In my sermon on Rosh HaShanah, I shared with you my thoughts on having hope and feeling gratitude, especially in moments that are difficult for us. Yom Kippur with its laws and regulations to fast and “atone“ is too often understood as a burden, but actually, Yom Kippur is a happy day, reassuring us that the above mentioned change is possible and that God is with us every single moment of our lives. God is stretching out God‘s hand on Yom Kippur, awaiting us at the open gates.

May you all be sealed in the book of life, rewarded for your honesty towards yourself and God. May you gain strength from Yom Kippur to master the tasks that await you in the coming year. May you feel God’s Presence within you always, and never lose faith and trust in God and God‘s people.

Gmar chatima tova!

—Rabbi Adrian M Schell

 

A final thought for 5779

For the last Shabbat in 5779, our Torah comes with one of the readings I love most in the entire year. In parashat Nitzavim we find the following directive: “I have set before you life and death, the blessing and the curse. You shall choose life.”

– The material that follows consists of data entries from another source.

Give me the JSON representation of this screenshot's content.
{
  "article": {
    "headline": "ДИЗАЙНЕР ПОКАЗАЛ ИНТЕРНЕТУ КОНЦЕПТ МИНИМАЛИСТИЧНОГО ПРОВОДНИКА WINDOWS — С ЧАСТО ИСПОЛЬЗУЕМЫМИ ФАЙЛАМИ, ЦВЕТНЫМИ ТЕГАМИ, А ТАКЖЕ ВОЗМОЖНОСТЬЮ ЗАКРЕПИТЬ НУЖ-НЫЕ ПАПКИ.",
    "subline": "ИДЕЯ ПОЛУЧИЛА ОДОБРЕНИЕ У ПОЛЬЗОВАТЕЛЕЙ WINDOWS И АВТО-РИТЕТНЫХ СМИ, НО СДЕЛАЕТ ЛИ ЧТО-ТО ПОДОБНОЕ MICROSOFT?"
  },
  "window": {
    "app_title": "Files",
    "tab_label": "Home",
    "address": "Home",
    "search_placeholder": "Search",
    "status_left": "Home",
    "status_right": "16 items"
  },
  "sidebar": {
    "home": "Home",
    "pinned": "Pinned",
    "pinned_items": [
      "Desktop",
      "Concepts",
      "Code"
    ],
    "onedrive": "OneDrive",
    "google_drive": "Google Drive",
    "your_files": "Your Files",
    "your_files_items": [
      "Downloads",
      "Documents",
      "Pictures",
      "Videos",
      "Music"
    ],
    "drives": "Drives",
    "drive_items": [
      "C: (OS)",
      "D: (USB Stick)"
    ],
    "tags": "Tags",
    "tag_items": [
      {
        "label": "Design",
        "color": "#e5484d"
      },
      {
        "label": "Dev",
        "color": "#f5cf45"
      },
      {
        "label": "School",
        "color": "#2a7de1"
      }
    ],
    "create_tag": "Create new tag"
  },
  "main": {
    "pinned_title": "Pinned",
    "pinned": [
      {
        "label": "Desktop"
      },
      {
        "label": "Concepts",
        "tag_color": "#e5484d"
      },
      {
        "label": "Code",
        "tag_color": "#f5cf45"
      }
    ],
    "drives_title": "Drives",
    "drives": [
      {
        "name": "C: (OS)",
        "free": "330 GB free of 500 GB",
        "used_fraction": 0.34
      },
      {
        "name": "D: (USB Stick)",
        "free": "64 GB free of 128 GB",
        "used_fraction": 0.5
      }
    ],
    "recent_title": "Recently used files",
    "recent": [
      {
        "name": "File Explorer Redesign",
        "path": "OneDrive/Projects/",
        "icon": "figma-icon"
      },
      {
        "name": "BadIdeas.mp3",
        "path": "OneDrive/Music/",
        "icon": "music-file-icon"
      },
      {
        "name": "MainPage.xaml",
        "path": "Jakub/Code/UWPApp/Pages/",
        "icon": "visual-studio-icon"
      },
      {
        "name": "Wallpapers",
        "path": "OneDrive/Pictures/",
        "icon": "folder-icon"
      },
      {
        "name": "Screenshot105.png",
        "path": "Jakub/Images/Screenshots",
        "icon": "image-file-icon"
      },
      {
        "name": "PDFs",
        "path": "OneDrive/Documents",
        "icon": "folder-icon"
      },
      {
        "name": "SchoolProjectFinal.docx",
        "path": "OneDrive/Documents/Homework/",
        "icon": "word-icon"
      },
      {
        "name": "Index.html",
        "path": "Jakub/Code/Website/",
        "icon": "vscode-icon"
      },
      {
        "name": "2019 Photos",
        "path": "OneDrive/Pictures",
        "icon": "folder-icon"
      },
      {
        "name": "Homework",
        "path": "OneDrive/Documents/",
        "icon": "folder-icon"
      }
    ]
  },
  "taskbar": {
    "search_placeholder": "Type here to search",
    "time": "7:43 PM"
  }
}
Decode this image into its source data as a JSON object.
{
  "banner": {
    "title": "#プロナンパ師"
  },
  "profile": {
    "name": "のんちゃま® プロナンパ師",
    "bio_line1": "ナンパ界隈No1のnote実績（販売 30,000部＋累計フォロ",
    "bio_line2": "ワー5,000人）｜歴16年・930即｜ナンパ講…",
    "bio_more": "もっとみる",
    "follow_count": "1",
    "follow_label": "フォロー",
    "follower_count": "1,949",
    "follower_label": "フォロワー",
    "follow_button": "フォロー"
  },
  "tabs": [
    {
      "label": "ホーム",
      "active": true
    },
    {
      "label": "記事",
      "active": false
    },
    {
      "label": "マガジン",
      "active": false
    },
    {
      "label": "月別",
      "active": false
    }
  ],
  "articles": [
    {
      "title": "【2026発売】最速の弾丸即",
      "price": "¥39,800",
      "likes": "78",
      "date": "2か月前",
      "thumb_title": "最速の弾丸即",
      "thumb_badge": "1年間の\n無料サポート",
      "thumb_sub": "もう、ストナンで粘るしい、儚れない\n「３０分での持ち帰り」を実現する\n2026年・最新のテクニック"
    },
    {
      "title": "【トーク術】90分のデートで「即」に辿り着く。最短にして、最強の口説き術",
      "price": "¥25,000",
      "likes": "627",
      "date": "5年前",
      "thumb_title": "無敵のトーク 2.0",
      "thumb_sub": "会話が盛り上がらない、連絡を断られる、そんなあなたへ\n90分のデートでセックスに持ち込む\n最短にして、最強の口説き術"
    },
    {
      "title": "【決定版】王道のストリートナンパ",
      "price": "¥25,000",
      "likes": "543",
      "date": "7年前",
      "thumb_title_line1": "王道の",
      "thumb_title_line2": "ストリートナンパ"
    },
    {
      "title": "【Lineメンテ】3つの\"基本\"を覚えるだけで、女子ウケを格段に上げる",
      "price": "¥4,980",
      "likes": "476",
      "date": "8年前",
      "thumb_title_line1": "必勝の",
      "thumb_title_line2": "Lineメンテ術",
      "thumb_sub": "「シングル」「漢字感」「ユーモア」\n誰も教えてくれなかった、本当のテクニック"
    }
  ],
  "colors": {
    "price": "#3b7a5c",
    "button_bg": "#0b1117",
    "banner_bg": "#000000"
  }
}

But, what does it mean to choose life? It’s not as if we need to be told to live.  Rather, God is telling us that by choosing to follow God’s ways, we are choosing a good life. A blessed life. But this brings us to the age-old question “Why do the wicked prosper?” Why do we see evil people enjoying success in this world while good people struggle?

One of the classic answers is that while evil people may seem to be living it up in this world, they will suffer in the next, while the righteous will receive their reward in the world to come. Earthly pleasures are finite, but spiritual pleasures are infinite. The problem with this answer is that many of us haven’t got the patience to wait for the world to come and see if this is really true. Our struggles are now, and we want relief now.

But maybe the answer isn’t some logical discourse, but a shift in perspective.  A wonderful teaching by our sages says: “Good life is defined not by what you get, but by what you give.” When you look at life this way, the question disappears. It becomes almost irrelevant. No matter how little I have, there is always something I can do—some way I can reach out. By the same token, a life defined by how much you get can never satisfy. No matter how much you have, you always want more and more.

In order to be able to “choose life,” we need to be able to see it—to recognise it as life. This is what the Torah’s command gives us. It’s not really a directive. The point isn’t to tell us what to do, but to show us—to help us hold on to the perspective, to help us see how much more there is to life than we often see at the first moment.

For this Shabbat and these High Holy Days, it is my hope that we will find ways to see so that we can choose the right path for us, our families and society.